Whether it’s the production design or direction itself, Nightbooks looks and feels like a big Halloween movie.
But it’s the story that elevates Nightbooks above other horror-lite fare. Based on J. A. White’s novel, writers Mikki Daughtry and Tobias Iaconis have crafted a surprisingly layered and emotional story. On its surface, Nightbooks is a rich, modern take on dark fairy tales. Even with some familiar material, Daughtry and Iaconic include a few surprises. Most importantly, Nightbooks invests both of its child characters with a heartfelt journey. No, this isn’t the first movie aimed at kids with themes about friendship and embracing differences. Nonetheless, Nightbooks does these ideas justice. If you’re not a little choked up when Alex finally tells the story about why he was going to burn his books than you may not have a heart.
Nightbooks Remembers to Include Interesting Characters In Its Eyepopping World
By and large, three actors anchor Nightbooks over its runtime. Though child actors can be hit or miss, both Lidya Jewett and Winslow Fegley are fantastic. Their performances aren’t just good given their age – they’re just exceptional performances. Each actor has an opportunity to tug on your heartstrings with earnest portrayals. They encapsulate the wonder and vulnerability of childhood. Moreover, their growing friends adds a layer to the movie that gives the movie a bit of emotional weight.
…Krysten Ritter looks like she’s having an absolute blast.
As Nightwatch’s evil witch, Natacha, Krysten Ritter looks like she’s having an absolute blast. And audiences are likely to have just as much fun watching her. Ritter turns in a glammy performance that’s equal parts funny and menacing. Her penchant for knit-picking at details offers one of several recurring funny bits to the movie. Costume designer Autumn Steed gives Natacha a big, bold look. In turn, Ritter owns those outfits, making the character larger-than-life. If there was ever going to be a sequel, you’d want to spend more time with each of these characters.

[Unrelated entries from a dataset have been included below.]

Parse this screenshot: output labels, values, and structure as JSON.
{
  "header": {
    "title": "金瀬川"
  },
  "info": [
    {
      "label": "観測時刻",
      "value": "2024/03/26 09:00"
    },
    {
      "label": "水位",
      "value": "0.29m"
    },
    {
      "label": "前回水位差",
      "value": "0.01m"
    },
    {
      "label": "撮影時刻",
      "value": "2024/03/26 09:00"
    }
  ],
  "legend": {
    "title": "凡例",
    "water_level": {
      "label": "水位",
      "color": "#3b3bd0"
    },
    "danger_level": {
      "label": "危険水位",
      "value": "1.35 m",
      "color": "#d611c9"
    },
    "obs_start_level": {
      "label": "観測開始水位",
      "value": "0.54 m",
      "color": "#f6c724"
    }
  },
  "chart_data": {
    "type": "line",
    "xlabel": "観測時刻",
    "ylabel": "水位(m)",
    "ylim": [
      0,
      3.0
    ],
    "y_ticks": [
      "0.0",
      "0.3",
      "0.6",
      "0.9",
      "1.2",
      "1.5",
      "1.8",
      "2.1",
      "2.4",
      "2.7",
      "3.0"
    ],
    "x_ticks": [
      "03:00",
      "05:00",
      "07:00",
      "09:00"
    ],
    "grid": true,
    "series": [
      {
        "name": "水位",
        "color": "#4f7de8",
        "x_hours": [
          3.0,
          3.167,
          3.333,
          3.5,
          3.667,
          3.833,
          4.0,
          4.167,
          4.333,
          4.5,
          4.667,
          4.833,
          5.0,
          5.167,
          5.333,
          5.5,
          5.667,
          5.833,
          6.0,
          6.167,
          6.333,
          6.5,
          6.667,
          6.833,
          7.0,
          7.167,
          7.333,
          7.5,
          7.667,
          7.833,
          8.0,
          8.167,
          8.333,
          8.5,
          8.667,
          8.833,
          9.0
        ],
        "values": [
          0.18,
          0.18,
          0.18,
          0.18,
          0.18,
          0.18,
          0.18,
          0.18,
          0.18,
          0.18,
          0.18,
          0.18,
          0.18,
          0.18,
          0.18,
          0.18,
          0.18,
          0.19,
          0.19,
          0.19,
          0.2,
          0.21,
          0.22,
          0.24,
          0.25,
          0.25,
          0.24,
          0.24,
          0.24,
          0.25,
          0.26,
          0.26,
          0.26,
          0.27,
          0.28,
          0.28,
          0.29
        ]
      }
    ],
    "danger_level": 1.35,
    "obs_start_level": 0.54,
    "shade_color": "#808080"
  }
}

Nightbooks is Kid-Friendly Horror For Adults and Children Alike
From start to finish, Nightbooks is an absolute joy to watch. As compared to other Netflix features, this one looks and feels cinematic. There’s genuine scares and emotional stakes alongside three winning performances. In addition, Yarovesky shows some visual storytelling flair next to a surprisingly layered screenplay from Daughtry and Iaconis. Older kids should enjoy it and so will adults. Put this one on your ‘Halloween and Chill’ list if you have kids who can handle light scares. In fact, you don’t need kids to enjoy Nightbooks.